Get your forms filled out and turned in, including:
The Internship Contract, to be completed; signed by you, your Academic Advisor, your Program Director, your Internship Site Supervisor and delivered to the Office of Student Affairs.
Traveling abroad? First, check with the Tufts University Health Services Travel Safe program for information on how to safeguard your health before, during and after your trip (including what immunizations are currently recommended by the Centers for Disease Control and Prevention for the country or countries where you'll be spending your internship). If you're not enrolled in the Tufts Student Health Insurance Plan, it's highly recommended that you make sure your current health plan covers you while traveling.
Make it official and get your papers in order. For passport and travel visa information by country, visit Travel Document Systems or other related sites.
Research where you're going. Find out more about the town, city and country where you'll be spending two or three months. Figure out what to pack—and where to explore in your time off!
Get the lowdown. Talk to interns who've already been there about their experiences and advice.
For area conflict and other political safety information, visit the U.S. Department of State Bureau of Consular Affairs.
For other country-specific information—including history, current political information, currency and prices, climate and further reading—visit Lonely Planet. And don't forget Let's Go.com for budget travel tips.
Shop for travel products (mosquito nets, water filters, current adapters, etc.) online.
During your internship
Take photographs—digital if possible—to include with your final internship report and presentation.
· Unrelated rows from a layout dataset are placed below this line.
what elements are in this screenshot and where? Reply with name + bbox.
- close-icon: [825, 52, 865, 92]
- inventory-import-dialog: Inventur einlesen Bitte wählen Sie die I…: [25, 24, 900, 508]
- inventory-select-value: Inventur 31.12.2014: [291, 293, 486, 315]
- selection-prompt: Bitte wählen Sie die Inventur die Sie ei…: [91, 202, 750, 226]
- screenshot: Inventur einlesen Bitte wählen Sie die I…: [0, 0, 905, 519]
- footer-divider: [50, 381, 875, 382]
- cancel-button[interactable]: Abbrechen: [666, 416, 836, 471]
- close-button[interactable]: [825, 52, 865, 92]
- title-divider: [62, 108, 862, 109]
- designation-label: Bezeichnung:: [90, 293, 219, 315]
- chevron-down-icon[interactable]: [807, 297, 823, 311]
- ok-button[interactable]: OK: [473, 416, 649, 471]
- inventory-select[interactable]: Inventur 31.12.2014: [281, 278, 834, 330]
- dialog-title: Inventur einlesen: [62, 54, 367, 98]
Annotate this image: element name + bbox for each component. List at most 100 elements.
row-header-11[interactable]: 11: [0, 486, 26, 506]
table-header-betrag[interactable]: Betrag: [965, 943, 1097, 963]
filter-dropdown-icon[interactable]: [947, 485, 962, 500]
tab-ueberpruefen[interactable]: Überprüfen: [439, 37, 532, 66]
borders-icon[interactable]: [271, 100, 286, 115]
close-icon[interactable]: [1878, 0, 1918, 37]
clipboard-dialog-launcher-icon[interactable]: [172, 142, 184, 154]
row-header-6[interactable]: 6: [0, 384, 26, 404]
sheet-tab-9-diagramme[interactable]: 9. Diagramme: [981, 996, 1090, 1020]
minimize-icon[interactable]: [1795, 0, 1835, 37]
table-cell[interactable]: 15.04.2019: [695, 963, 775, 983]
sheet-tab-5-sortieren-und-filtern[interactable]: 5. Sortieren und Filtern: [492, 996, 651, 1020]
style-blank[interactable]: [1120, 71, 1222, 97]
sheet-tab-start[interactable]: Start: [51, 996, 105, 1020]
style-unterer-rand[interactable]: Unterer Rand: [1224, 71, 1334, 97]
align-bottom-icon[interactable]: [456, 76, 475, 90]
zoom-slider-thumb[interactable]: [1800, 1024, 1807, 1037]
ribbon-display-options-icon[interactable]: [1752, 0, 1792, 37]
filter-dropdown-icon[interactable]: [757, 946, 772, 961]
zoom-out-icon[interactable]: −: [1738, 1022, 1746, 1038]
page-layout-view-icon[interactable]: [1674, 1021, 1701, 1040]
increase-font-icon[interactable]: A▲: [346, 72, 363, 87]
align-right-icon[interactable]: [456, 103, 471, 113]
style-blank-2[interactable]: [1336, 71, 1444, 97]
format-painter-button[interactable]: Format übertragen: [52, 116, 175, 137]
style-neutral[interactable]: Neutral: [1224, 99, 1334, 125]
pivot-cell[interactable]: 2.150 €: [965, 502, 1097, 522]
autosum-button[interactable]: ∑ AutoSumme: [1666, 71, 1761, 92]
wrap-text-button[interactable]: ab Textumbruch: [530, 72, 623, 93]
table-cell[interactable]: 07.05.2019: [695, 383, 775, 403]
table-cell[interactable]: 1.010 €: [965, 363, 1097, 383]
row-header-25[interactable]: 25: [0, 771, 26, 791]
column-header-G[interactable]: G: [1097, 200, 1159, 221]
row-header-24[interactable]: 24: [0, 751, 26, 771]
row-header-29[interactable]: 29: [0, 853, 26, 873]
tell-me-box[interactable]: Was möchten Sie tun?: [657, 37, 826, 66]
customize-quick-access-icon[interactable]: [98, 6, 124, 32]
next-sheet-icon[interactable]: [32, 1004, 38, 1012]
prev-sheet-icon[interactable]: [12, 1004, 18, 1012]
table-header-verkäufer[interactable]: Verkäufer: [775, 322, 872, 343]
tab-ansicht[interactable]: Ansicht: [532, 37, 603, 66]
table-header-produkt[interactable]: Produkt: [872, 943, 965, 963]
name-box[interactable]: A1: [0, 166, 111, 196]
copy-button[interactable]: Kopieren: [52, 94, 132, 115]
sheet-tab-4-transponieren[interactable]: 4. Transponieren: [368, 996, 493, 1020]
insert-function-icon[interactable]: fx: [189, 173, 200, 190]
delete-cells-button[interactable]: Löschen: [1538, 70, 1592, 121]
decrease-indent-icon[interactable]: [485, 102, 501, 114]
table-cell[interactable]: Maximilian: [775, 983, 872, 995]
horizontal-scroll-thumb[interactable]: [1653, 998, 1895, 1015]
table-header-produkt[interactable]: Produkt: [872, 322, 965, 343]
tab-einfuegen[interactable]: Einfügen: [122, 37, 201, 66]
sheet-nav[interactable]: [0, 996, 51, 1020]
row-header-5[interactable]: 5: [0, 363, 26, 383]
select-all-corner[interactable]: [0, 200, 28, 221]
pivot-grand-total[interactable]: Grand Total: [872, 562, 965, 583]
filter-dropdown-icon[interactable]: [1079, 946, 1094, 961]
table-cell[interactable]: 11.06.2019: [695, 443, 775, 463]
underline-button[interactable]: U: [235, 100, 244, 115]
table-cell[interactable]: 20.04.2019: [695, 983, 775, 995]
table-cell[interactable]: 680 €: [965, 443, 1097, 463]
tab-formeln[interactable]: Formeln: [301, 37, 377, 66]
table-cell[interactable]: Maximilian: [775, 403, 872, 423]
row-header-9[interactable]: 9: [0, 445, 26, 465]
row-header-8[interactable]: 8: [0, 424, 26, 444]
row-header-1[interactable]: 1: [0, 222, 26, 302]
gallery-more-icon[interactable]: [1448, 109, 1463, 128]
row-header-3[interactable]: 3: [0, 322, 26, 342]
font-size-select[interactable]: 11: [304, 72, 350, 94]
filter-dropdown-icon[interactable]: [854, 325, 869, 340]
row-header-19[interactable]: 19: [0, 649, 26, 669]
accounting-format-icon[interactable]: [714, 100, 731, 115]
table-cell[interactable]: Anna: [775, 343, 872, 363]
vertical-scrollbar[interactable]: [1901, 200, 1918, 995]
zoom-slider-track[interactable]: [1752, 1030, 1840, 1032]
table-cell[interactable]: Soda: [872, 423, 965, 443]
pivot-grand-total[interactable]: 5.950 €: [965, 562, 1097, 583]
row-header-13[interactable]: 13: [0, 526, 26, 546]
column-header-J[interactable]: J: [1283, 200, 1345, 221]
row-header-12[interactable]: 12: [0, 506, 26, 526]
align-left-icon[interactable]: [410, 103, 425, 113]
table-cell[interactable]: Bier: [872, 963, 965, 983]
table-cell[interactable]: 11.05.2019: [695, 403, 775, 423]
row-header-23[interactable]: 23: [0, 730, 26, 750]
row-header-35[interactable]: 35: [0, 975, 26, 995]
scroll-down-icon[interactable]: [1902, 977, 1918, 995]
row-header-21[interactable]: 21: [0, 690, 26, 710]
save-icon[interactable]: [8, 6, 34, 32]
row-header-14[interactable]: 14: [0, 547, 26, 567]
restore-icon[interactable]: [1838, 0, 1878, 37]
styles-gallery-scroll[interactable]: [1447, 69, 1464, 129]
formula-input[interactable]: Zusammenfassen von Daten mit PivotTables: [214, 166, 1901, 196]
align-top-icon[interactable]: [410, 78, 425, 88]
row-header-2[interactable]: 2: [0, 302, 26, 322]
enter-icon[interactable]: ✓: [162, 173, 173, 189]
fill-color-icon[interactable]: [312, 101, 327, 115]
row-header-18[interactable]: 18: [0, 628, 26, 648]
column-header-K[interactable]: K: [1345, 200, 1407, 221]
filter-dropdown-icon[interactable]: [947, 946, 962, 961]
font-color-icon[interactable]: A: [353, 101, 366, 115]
Be sure to have someone take pictures of you "on the job" so others can really see what your internship experience was like.
Keep a journal, and record what you're learning, who you're meeting and your general impressions of the internship and the organization with which you're working. This is extremely useful not only for putting together your final report and presentation but also for your own memories—not to mention contacts for future job networking! Remember, all internship experience provides something to learn from. Be sure to record the good, the bad and the ugly in your journal, both for your benefit and for the benefit of other interns who follow in your footsteps.
Stay in touch, if you have email access, with your fellow interns and your faculty advisor. Ask questions, share problems, pass along stories. This provides great support while you're away and enriches everyone's experience.
Soak it in!—Assuming it's safe and feasible, take every opportunity to explore the area you're in. If you're in another country, purchase inexpensive local items to bring back if you can—such as clothing, jewelry, music, exportable food items—to give other students an authentic sense of the people and the culture that you spent time serving. Also, if possible, bring back materials from your internship work to share with other students as part of your final presentation.
After your internship
Upon completion of your internship, you must submit the Internship Completion Form, the Internship Report and a Powerpoint presentation. Additional information will be sent via email.